“Just as they’ve been known to be run over by a taxi,” he said.
“Yes. Well then, let’s try to be quite unemotional about this stranger called Marcella that we’re both keen about. If she did happen to finish up—out of sheer cussedness and desire to make a sensation, next week, you’d be the victim of a ghost, Louis! I’d simply have to be back to see what you’re up to! You know what a managing sort of person Marcella is, don’t you?”
He made a desperate effort to be unemotional, and presently he said, very decidedly:
“I know now what I’m going to do, old girl! I absolutely refuse to allow illness to go on! There! That’s a challenge to the Almighty, if He likes to take it—”
She laughed gently, with tears in her eyes.
“I feel helpless. And I’m fed up with feeling helpless. That socialization of knowledge has got to begin, or I’ll—Oh. I don’t know! Look at the idiocy of it! Here we are in the twentieth century, and people are dying like flies all over the show. Why, there’s no room for houses because there’s so much room needed for grave-yards! And—even if they don’t die, they’re ill, most of them. And I’m not going to have it!”
“Louis! What are you going to do?” she said, staring at him, taken out of her fear by his enthusiasm. “I’ve never seen you like this before.”

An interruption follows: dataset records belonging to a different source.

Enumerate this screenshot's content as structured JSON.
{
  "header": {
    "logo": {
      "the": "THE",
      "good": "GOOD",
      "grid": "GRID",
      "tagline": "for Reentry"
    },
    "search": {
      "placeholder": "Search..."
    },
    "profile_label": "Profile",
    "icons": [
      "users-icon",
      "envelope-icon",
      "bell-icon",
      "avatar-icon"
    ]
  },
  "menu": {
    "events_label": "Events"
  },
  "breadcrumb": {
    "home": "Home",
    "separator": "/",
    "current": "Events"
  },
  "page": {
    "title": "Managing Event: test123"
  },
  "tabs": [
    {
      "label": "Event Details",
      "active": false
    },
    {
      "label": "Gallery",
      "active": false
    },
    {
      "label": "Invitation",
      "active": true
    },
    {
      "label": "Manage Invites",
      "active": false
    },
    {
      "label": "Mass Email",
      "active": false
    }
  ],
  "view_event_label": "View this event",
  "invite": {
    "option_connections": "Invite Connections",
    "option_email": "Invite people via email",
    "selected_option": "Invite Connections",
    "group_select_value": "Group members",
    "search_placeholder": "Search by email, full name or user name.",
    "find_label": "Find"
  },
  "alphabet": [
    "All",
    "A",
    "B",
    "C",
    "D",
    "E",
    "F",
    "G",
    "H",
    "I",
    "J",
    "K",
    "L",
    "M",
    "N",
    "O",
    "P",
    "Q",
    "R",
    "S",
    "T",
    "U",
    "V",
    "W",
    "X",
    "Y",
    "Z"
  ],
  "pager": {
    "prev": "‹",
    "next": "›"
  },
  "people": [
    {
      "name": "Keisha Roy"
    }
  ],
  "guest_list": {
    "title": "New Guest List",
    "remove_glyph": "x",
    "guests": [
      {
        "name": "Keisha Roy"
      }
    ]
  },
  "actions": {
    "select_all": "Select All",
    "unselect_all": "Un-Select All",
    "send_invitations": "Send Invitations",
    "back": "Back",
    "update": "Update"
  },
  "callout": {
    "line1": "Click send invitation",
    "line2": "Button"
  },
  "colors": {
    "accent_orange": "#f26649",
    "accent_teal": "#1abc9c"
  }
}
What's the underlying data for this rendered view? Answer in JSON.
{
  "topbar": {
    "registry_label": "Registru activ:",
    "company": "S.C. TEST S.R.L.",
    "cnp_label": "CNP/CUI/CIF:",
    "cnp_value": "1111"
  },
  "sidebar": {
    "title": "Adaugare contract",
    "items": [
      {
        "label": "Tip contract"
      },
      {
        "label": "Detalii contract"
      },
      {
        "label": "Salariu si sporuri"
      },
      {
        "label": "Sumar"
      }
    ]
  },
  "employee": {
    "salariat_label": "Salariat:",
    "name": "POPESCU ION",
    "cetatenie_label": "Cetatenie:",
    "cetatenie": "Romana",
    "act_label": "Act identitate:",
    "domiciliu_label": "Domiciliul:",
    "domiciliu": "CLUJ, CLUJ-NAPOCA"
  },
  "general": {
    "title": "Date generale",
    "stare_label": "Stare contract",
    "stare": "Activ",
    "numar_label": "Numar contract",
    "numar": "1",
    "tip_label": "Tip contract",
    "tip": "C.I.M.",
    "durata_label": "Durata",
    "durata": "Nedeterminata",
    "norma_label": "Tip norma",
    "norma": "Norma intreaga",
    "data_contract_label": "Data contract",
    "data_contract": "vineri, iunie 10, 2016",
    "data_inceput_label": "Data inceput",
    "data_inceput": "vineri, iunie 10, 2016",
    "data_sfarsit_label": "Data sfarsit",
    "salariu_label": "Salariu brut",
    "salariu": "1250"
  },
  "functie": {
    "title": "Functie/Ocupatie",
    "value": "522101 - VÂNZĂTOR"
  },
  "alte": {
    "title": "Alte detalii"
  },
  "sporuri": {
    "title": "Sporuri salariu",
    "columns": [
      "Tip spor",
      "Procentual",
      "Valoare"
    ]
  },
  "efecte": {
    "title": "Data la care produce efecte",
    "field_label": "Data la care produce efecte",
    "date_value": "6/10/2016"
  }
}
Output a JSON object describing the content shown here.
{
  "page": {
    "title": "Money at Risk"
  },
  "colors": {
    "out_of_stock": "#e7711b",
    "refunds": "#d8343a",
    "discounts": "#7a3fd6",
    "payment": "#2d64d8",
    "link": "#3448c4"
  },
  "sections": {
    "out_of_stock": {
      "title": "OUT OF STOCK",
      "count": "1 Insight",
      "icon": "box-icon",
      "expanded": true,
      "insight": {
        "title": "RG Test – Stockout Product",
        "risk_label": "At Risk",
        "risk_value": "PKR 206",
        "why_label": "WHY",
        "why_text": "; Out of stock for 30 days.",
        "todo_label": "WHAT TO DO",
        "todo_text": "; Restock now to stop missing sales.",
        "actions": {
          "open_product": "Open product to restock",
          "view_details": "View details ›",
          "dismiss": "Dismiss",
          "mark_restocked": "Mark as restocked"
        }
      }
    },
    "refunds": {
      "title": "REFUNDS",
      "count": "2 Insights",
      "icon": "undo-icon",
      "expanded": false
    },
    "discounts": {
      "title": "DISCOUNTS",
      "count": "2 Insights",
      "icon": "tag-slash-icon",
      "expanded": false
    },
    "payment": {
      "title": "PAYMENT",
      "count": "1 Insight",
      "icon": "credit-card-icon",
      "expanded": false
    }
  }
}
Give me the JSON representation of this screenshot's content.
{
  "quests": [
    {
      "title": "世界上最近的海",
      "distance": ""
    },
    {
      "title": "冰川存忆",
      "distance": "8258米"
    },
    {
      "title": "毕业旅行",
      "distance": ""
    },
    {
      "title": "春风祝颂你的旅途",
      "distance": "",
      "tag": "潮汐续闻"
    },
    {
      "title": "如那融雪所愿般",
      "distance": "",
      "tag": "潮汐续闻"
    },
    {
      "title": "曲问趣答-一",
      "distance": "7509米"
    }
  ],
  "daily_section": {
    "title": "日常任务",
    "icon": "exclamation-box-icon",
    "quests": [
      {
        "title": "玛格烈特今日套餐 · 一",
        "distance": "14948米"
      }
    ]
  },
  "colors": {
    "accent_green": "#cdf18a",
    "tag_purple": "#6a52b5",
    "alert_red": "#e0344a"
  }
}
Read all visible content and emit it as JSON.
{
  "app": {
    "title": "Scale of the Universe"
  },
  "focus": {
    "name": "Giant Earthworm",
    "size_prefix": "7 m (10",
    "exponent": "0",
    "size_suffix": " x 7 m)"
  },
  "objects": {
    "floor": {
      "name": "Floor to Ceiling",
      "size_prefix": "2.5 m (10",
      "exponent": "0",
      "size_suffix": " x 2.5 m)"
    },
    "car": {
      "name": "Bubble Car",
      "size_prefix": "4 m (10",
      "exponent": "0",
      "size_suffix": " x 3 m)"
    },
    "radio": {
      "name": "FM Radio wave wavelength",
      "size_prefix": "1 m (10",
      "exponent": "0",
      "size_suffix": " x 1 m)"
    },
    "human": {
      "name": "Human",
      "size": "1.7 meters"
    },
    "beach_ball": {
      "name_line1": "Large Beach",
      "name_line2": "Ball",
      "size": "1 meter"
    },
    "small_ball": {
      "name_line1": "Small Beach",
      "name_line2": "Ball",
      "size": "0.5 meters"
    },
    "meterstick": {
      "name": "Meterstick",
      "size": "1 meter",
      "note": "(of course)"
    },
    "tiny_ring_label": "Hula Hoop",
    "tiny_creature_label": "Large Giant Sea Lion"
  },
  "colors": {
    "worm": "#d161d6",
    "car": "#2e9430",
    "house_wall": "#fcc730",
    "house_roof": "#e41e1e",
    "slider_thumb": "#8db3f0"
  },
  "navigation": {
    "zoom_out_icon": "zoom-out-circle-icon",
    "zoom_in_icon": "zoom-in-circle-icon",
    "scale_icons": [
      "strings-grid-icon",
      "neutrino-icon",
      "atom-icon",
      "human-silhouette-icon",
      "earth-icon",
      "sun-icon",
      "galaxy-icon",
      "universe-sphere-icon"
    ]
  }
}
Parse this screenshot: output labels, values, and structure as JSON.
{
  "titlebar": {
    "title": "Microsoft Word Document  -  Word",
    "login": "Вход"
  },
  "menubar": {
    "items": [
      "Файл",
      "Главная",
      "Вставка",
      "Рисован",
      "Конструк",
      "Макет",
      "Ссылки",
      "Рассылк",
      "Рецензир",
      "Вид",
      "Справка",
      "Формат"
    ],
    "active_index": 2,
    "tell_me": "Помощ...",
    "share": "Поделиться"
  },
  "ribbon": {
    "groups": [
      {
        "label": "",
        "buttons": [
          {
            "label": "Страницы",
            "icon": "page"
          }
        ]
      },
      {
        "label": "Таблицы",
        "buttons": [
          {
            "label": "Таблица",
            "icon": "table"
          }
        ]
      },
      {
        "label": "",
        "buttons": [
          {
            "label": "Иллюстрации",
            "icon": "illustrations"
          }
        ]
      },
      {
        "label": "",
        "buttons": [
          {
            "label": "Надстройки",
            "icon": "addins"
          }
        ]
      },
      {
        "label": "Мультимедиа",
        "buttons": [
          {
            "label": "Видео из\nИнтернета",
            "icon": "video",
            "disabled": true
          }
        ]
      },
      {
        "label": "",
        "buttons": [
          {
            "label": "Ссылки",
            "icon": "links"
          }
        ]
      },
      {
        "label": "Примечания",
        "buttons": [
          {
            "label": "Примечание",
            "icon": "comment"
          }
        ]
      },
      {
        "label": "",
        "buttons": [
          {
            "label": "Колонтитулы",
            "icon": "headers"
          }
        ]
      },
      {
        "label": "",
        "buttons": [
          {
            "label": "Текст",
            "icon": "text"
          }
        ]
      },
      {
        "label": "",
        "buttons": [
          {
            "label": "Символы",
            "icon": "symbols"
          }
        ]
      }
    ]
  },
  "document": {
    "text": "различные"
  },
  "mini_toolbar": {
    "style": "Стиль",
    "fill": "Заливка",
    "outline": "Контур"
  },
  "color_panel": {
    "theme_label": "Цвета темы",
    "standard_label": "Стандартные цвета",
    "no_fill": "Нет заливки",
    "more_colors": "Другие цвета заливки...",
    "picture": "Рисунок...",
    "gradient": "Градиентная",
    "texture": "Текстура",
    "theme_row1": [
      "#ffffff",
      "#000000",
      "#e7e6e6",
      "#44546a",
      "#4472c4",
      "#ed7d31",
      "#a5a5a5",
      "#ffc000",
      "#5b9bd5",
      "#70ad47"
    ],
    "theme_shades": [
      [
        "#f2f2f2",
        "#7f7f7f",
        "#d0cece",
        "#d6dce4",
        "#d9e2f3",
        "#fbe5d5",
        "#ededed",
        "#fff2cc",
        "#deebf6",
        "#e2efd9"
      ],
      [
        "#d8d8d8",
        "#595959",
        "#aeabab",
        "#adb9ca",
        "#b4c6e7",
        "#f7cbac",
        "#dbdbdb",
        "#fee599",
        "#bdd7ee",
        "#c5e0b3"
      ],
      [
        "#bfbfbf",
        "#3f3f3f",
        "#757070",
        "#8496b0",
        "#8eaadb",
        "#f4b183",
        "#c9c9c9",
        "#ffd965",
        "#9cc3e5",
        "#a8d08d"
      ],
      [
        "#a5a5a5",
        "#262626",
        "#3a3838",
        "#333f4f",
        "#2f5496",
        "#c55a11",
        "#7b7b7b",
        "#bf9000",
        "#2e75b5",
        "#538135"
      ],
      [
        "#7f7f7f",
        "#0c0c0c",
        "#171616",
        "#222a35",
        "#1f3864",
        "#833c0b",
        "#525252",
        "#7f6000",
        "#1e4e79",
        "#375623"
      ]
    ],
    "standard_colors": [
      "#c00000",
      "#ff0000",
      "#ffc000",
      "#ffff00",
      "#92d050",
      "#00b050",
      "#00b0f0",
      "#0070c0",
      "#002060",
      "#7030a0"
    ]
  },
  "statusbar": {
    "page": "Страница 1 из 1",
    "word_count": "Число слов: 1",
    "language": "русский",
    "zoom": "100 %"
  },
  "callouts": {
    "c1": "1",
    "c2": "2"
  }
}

“No. I never have been. But this business of illness has just come and touched me on the raw, you see! You ought not to be ill. It’s waste and lunacy to think of it. And I—ten years of my life wasted by a neurosis! And your father, and Lord knows how many millions more! I’ll tell you this much, Marcella! Before five years have gone by I’ll be in the battlefield against illness, and I’ll be damned if illness won’t have to look out! I loathe it, just as you do! I resent it! I’m going to stop it. Listen, old girl, as soon as you’re out of that hospital, you’re off to England, and I’m going to the Pater, and I’m going on my knees to beg him to give me another go at the hospital. I’ve got to get my tools ready, you know—”
“Do you think your father will?”
“He’ll be sceptical. I should if I were he. I’ve been such a bounder to him in the past. But if he’s too sceptical to help—well, I’ll go to Buckingham Palace and ask King George to lend me the money! I should think he’d be jolly glad to think there was a chance of wiping out illness for ever.”
Tears brimmed over: it was when she saw the eternal child in Louis that she loved him most, and was most afraid for him; not afraid now that he would waste himself again, but afraid that he would never touch the mountain-tops at which he was aiming.
“Yes, we’ll go home,” she said dreamily. “And I’ll take you on Lashnagar—and we’ll see them all again. I’ll ask Uncle to give us the money to take us home. This wretched illness will take all we have.”
“Don’t you worry about your Uncle’s money,” he said grimly. “I’ll see to that! Marcella, there’s nothing I can’t do now. If only I hadn’t monkeyed about at the hospital, probably I’d have had the knowledge to save you all this now.”